AMSTERDAM/TAIZ, YEMEN—Airstrikes carried out yesterday by the Saudi-led coalition hit a clinic in southern Yemen run by the international medical humanitarian organization Doctors Without Borders/Médecins Sans Frontières (MSF) and wounded nine people, including two MSF staff members. 

According to local sources, at 11:20 a.m. local time on December 2, three airstrikes targeted a park in Taiz city's Al Houban district, about two kilometers from MSF's tented clinic. The MSF team immediately evacuated the Al Houban clinic and informed the Saudi-led coalition that their jet planes were mounting an attack nearby. The clinic itself then came under attack.

Those wounded in the airstrikes, including two with critical injuries, were transferred to Al Qaidah and Al Resalah hospitals. MSF is supporting both hospitals in treating war-wounded patients.

"I was in MSF's mother and child hospital in Taiz, just one kilometer away from Al Houban clinic, when we heard the airstrikes," said Nora Echaibi, MSF's medical team leader in Taiz. "Everyone was scared. We evacuated the teams as soon as possible."

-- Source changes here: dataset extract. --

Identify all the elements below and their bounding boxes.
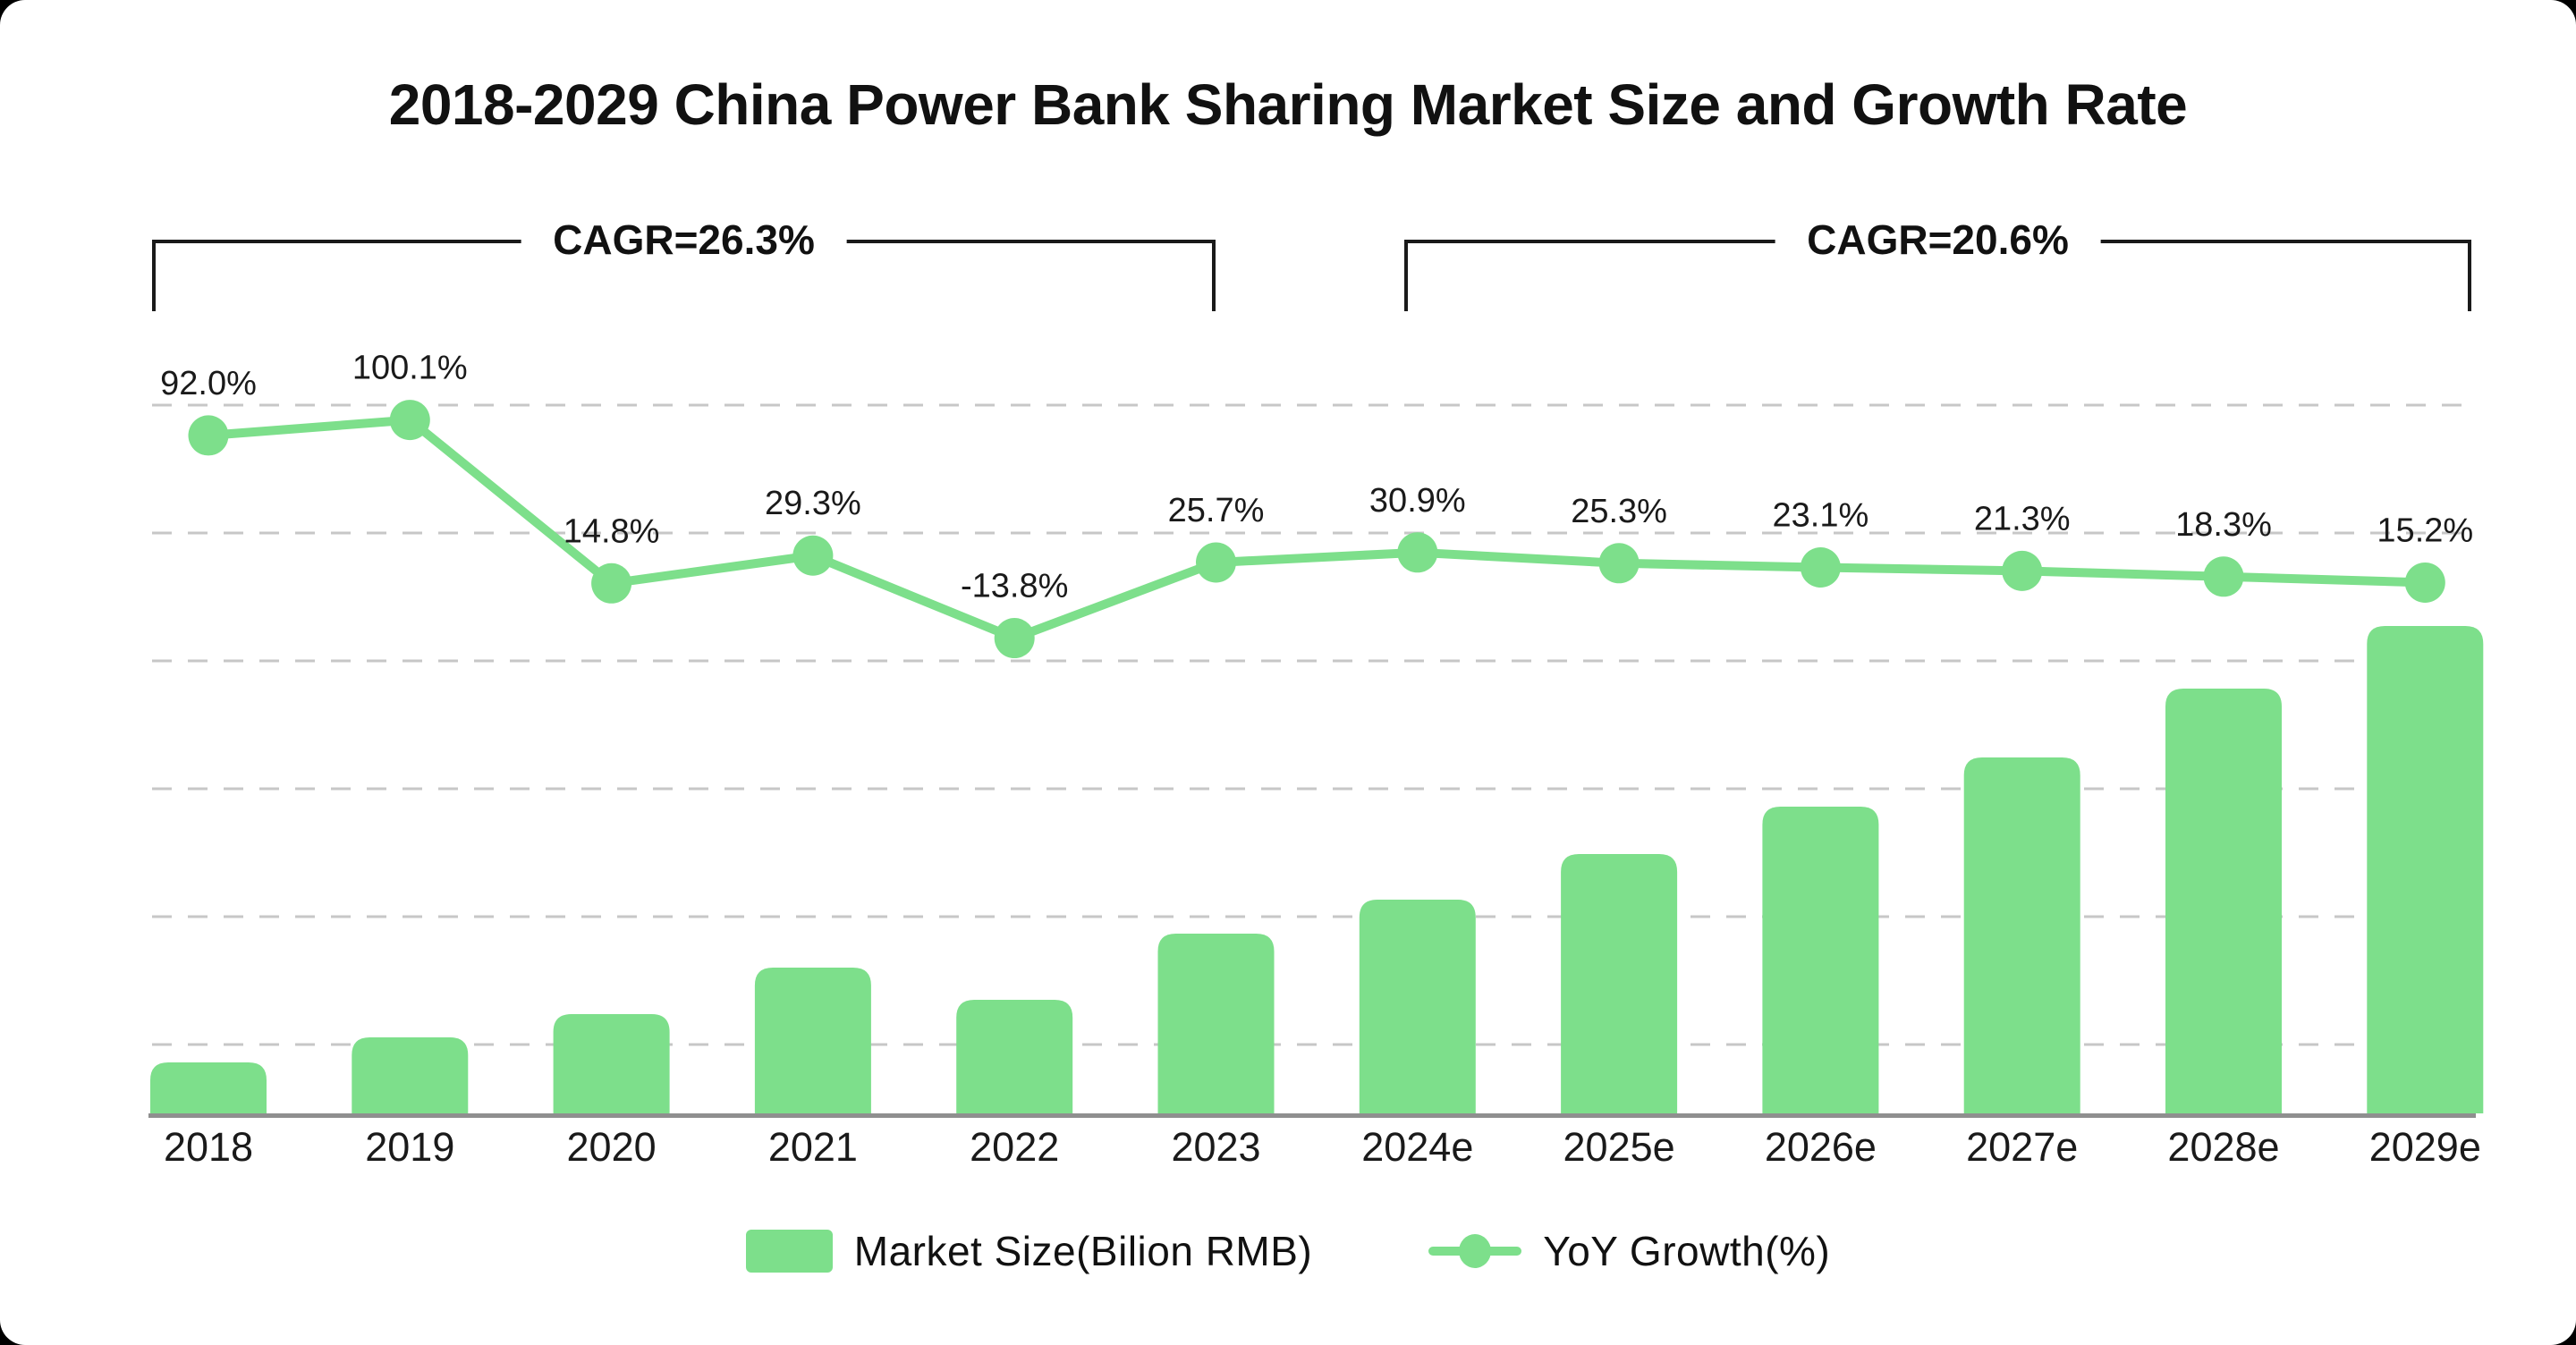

At MSF's clinic in Al Houban, staff provided urgent medical care to people displaced from their homes by the current conflict. The Saudi-led coalition had been informed about the precise location and the activities carried out by MSF in Al Houban.

"The health structure's GPS coordinates were regularly shared with the Saudi-led coalition, most recently on November 29, when we informed them about this specific activity in Al Houban," said Jerome Alin, MSF head of mission in Yemen. "There is no way that the Saudi-led coalition could have been unaware of the presence of MSF activities in this location."

MSF has been providing those hospitals in Taiz that are still functioning with emergency medications, surgical supplies, and practical support since May 2015. An MSF team provided care at the clinic in Al Houban for the past two months and had treated 480 patients there in the previous two days.

"The bombing of civilians and hospitals is a violation of international humanitarian law," said Alin. "Civilians seeking health care and medical facilities must be respected."

A previous airstrike by the Saudi-led coalition hit and destroyed an MSF-supported hospital in the Haydan District of Sa'ada Province on October 26.

MSF teams are working in eight Yemeni governorates (Sana'a, Sa'ada, Aden, Taiz, Amran, Al Dhale, Ibb, and Hajja). Since the start of the current crisis in March 2015, MSF teams have treated more than 16,000 war-wounded patients. With the health care system barely functioning, MSF is also providing non-emergency health services. MSF provides impartial and free of charge health services to those in need in more than 70 countries around the world.